The company now expects EBITDA of between $190 million and $210m, down from consensus forecasts above $250m, with EBIT of $77m-$85m and pre-tax profit of $46m–$50m.
Alliance attributed the downgrade to higher aircraft purchase and maintenance costs, supply chain inflation, and an unresolved contract dispute, but said it remains profitable with strong cash flow and compliance with all banking covenants.
Co-Founder Steps Down as Leadership Realigns
Mr McMillan, who co-founded Alliance in 2002, has brought forward his previously announced resignation and stepped down from the board effective immediately.
Stewart Tully has assumed the role of managing director, while Mr McMillan will remain as a consultant for six months to support the transition.
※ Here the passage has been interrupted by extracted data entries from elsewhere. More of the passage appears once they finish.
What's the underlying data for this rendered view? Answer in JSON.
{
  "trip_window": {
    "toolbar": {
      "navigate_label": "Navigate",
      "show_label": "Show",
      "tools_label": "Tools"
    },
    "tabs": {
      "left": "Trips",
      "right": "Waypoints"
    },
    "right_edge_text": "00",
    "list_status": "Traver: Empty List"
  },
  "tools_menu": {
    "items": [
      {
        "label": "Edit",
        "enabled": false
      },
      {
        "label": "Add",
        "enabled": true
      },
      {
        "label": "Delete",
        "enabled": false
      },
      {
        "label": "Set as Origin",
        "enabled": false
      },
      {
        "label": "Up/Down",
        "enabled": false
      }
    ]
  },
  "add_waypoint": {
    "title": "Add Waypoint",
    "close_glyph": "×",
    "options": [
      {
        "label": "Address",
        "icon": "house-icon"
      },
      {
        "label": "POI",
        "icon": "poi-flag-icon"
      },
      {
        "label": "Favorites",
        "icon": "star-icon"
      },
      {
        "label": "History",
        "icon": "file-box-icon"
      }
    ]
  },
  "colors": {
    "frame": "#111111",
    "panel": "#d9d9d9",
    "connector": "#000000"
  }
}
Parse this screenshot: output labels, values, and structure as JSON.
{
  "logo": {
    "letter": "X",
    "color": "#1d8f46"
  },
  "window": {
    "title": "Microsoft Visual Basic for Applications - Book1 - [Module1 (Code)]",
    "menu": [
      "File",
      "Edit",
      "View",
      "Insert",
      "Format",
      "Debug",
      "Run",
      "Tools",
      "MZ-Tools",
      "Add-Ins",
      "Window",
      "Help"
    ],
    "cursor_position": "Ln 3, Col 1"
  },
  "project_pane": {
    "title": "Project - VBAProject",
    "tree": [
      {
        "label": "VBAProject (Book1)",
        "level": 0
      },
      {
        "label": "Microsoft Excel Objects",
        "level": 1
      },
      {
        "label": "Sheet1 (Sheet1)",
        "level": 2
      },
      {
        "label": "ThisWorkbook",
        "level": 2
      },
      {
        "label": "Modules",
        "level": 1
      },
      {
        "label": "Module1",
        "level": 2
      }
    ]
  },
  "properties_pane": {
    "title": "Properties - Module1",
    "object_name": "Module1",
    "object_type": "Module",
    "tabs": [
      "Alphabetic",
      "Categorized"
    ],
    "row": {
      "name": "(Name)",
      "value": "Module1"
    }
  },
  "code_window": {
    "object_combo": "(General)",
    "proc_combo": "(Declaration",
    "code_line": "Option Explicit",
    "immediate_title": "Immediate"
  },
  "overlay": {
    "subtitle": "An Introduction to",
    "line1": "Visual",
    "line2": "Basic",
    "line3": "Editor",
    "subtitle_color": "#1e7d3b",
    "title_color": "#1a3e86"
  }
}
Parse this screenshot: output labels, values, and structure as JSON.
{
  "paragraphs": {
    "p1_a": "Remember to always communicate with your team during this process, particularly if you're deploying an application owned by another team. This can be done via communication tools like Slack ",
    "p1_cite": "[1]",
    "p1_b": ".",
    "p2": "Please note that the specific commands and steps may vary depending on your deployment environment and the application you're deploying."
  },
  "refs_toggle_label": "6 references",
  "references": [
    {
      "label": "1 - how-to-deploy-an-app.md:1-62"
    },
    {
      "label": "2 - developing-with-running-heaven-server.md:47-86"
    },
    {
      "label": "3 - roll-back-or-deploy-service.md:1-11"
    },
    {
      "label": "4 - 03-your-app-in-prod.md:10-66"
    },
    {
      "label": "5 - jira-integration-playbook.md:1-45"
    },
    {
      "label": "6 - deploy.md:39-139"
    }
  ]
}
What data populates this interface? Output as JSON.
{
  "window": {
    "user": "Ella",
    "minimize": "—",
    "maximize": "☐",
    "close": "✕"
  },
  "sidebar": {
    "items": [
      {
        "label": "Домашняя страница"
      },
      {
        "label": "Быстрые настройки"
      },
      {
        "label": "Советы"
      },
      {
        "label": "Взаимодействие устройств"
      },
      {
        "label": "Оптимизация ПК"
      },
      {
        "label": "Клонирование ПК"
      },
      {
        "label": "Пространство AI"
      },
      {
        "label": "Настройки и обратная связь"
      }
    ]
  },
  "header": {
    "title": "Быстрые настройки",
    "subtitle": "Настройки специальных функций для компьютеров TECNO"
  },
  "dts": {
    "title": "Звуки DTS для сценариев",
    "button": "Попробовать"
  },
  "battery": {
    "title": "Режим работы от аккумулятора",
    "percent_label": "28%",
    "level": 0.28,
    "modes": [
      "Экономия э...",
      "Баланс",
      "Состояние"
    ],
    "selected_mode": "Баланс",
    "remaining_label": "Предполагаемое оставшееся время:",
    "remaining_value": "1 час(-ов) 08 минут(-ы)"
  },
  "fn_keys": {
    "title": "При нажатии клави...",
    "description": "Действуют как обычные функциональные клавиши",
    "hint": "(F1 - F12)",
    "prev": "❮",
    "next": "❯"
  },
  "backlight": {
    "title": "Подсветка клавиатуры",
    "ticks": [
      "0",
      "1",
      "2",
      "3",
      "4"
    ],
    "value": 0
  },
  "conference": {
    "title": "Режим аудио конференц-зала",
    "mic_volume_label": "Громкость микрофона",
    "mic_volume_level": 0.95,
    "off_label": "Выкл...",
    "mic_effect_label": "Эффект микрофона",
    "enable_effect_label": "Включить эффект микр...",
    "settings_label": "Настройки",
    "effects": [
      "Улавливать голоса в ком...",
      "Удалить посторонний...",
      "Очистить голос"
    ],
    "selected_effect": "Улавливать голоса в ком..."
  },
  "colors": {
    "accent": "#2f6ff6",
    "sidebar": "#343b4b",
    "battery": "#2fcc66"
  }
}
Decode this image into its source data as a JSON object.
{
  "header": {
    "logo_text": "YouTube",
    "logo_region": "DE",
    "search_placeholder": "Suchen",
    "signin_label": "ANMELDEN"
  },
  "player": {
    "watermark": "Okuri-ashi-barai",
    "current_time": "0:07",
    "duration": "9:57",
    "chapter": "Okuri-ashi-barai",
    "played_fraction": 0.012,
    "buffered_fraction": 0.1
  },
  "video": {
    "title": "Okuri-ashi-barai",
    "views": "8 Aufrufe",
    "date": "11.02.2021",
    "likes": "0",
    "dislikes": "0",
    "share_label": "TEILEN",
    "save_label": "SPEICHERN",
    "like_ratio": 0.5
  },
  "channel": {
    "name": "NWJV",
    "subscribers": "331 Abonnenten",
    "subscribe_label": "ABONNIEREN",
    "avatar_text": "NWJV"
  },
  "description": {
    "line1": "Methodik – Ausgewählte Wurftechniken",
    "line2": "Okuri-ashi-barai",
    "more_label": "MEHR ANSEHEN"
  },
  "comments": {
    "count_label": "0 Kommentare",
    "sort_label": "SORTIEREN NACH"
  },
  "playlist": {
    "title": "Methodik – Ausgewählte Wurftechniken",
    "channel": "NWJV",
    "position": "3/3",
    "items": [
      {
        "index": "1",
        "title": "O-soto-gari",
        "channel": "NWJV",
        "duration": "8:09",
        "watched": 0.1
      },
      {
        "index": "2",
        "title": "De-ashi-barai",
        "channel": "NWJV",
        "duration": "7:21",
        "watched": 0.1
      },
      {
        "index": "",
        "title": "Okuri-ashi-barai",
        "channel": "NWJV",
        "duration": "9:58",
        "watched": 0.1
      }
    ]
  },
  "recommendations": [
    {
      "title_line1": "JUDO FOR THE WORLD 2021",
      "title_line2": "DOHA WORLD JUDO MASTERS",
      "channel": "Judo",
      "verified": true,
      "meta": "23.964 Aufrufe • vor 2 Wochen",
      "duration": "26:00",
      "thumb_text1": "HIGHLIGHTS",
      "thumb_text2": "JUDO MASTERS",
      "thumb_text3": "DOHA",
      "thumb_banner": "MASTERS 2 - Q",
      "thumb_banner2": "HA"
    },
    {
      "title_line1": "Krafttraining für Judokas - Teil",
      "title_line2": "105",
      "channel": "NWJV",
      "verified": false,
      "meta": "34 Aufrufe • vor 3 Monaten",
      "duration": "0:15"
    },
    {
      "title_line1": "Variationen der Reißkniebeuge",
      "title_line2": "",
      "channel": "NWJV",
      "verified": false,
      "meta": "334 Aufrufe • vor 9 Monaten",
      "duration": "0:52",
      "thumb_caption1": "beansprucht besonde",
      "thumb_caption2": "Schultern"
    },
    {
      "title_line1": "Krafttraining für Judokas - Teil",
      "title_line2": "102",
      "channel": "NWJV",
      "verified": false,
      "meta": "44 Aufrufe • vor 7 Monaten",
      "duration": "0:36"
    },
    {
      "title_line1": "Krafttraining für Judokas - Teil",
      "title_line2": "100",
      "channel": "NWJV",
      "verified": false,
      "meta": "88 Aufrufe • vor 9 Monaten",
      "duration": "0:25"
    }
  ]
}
Chair James Jackson thanked Mr McMillan for more than two decades of service, crediting him with building Alliance “into a successful aviation business with an established reputation for operational reliability, safety, and service to its clients and communities.”
Chief financial officer Andrew Evans will also depart in early 2026 after completing his short-term tenure, with an interim replacement appointed to ensure continuity during the transition period.
Alliance said it expects a permanent replacement to commence in March 2026, and has brought in additional resources to strengthen the finance team.
Earnings Impact and Remedial Actions
Alliance expects depreciation charges to rise by $15m due to higher aircraft purchase costs and shorter sector operations.
Repairs, maintenance, and logistics expenses have exceeded budget by about $1m per month, while the company also incurred $3.5m in unplanned costs from the early implementation of its AVIAN inventory management system.
A $4.2m contract dispute with a major customer is ongoing.
Alliance has launched a cost reduction program targeting purchasing and logistics processes, engaged external advisors to review its depreciation policy, and commenced the sale of non-core assets to strengthen its balance sheet.
Balance Sheet Still Solid
Despite the lower earnings forecast, Alliance said its balance sheet remains robust with net tangible assets of $466m—equivalent to $2.89 per share—and forecast net debt of $392m by June 2026.
The company said customer services remain unaffected and that operations continue at high standards of safety and on-time performance.
Alliance added that it is working with corporate advisor Barrenjoey Partners to assess business unit performance, debt structure, and capital allocation as part of its ongoing review.
The company said it remains confident in its long-term fundamentals and continues to operate profitably, but the short-term cost pressures and leadership transition are expected to define its focus through the remainder of FY26.